Business Writing-How to Make a Good First Impression


Have you ever received a resume with a typo or seen an ad with a misspelled word?  What sort of impression did those errors make? Did you feel confident to hire the applicant or buy the product? The first impression prospects and clients have of your business is the most critical.  If that impression is a poor one, it could be the end of a potential lucrative business relationship. You don’t have to be a language expert to improve your prose.  Below are a few quick tips to help you start writing with confidence.

Maintain a professional image

Would you go to a business meeting wearing track pants and a torn t-shirt?  I would hazard a guess to say that you wouldn’t. So in the same way don’t distribute documents that are sloppy with typos and careless mistakes. Always make sure that your documents and marketing materials are concise and error free.
Never omit the most crucial step in writing. Proofread and copy edit all your documents and marketing materials. Remember your computer’s spell checker won’t pick out a word that is spelled correctly but misused. By keeping a dictionary by your work station or an online dictionary (www.m-w.com) in your internet favourites you can quickly access those words you’re not sure about.

Finding faults in formatting

Make sure that your document’s format is consistent. For example use the same font style and size throughout your document. Nothing can be more distracting to the reader than reading through a document and suddenly the font changes from 9 to 11 point or from Helvetica to Times New Roman.

Be active about style and tone

Avoid long sentences. Short sentences are easier to read.  Anything beyond 20 words becomes difficult to understand and tires the reader. But keep in mind, if you don’t vary your sentence length, your writing will become choppy and won’t flow smoothly.

Write in a direct style using the active voice wherever possible. Don’t use industry jargon for a mainstream audience.  By using simple language you will communicate much more effectively than by using big convoluted words. For example replace the word utilize with the word use or replace facilitate with help.

Don’t waste the reader’s time

Write concisely and to the point avoiding redundancies, run-on sentences and wordy phrases.  They add little to the meaning or clarity.  Here are some examples of wordy phrases: Substitute simple and easy to use easy to use (easy is simple). Simliply free gift  with just gift. Have you ever paid for a gift? Replace comes to a complete stop with stop. You can’t partially stop. Change on an annual basis with yearly.

Also be specific in your writing. Don’t be vague or use puffed-up expressions to fill up space on the page. A succinct half page is much more effective than a fluffy full page that uses fancy phrases that may sound nice, but say nothing.

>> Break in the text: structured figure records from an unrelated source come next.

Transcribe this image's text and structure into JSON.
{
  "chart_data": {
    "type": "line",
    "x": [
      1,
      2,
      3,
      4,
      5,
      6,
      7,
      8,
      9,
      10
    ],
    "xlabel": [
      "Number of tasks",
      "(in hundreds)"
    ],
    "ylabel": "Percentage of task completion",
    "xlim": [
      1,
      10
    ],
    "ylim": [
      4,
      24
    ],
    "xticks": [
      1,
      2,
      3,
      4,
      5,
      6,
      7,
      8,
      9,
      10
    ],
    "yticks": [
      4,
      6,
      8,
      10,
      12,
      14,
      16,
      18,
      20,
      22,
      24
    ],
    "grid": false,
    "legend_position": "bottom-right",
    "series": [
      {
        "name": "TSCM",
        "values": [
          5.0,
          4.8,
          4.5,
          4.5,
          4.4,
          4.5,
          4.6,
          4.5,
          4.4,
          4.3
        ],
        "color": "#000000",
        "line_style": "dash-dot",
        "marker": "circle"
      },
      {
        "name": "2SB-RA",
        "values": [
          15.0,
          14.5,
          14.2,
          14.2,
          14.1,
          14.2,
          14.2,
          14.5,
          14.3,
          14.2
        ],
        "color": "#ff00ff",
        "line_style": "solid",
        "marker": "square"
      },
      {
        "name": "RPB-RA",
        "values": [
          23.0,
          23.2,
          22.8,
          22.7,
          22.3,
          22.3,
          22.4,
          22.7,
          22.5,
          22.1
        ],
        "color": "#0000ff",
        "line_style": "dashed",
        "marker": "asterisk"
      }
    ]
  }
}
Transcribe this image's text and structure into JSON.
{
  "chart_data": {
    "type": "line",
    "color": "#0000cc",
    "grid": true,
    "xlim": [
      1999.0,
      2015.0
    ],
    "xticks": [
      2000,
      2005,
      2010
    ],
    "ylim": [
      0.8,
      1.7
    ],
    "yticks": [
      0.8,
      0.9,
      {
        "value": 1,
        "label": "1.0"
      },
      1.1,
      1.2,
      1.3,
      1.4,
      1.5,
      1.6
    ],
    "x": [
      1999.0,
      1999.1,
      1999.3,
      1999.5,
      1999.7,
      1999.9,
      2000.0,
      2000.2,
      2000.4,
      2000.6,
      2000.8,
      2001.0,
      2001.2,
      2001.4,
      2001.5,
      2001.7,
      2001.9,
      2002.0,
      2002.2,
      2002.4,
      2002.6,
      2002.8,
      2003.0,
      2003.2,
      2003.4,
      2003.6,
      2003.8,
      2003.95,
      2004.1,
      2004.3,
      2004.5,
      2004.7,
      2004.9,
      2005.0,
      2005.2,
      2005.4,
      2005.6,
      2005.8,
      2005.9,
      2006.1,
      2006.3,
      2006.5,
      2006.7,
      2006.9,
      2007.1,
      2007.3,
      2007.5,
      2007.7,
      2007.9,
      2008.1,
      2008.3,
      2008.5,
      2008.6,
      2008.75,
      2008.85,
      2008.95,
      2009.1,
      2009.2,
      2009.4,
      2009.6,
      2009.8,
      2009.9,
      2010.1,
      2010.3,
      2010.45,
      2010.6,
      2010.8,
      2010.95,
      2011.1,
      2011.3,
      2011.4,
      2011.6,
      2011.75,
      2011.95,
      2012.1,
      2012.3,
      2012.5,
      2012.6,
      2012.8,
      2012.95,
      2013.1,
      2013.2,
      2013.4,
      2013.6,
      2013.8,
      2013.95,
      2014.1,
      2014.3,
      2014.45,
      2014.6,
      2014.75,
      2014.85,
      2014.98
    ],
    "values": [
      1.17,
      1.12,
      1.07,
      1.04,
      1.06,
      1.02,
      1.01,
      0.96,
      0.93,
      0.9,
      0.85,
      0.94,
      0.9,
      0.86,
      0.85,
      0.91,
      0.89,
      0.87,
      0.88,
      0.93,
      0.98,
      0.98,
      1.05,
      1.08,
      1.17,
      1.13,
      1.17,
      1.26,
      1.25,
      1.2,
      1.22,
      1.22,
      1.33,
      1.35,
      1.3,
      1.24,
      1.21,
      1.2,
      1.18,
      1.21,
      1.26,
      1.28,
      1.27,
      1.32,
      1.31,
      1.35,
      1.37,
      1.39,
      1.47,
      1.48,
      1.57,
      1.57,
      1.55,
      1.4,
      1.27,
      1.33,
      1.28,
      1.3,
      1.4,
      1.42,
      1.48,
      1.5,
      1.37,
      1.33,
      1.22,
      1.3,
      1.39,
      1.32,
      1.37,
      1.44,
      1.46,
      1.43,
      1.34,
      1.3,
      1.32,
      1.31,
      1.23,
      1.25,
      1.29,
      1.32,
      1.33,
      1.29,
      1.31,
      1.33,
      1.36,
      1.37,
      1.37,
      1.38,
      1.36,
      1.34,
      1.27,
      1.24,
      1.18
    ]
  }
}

Know who the reader is and what you want to tell them Make sure that the objective of your document is apparent.  Do you want to persuade or inform the reader?  Is your call to action clear? Stress benefits not features.  Organize your material logically and in the way your reader thinks about the subject. Know what prior knowledge they have of the subject and give them the background needed to make an informed decision or to respond favourably.

Finally, write in the same way as when you talk; in a friendly, conversational style. It is much easier to read than stiff formal prose.

Whether you are submitting a formal proposal or answering a quick email, make sure your writing reflects who you are and what you have to offer in the best way possible, making a solid impression. By using the tips above you will have the confidence knowing that the materials you distribute are the best they can be.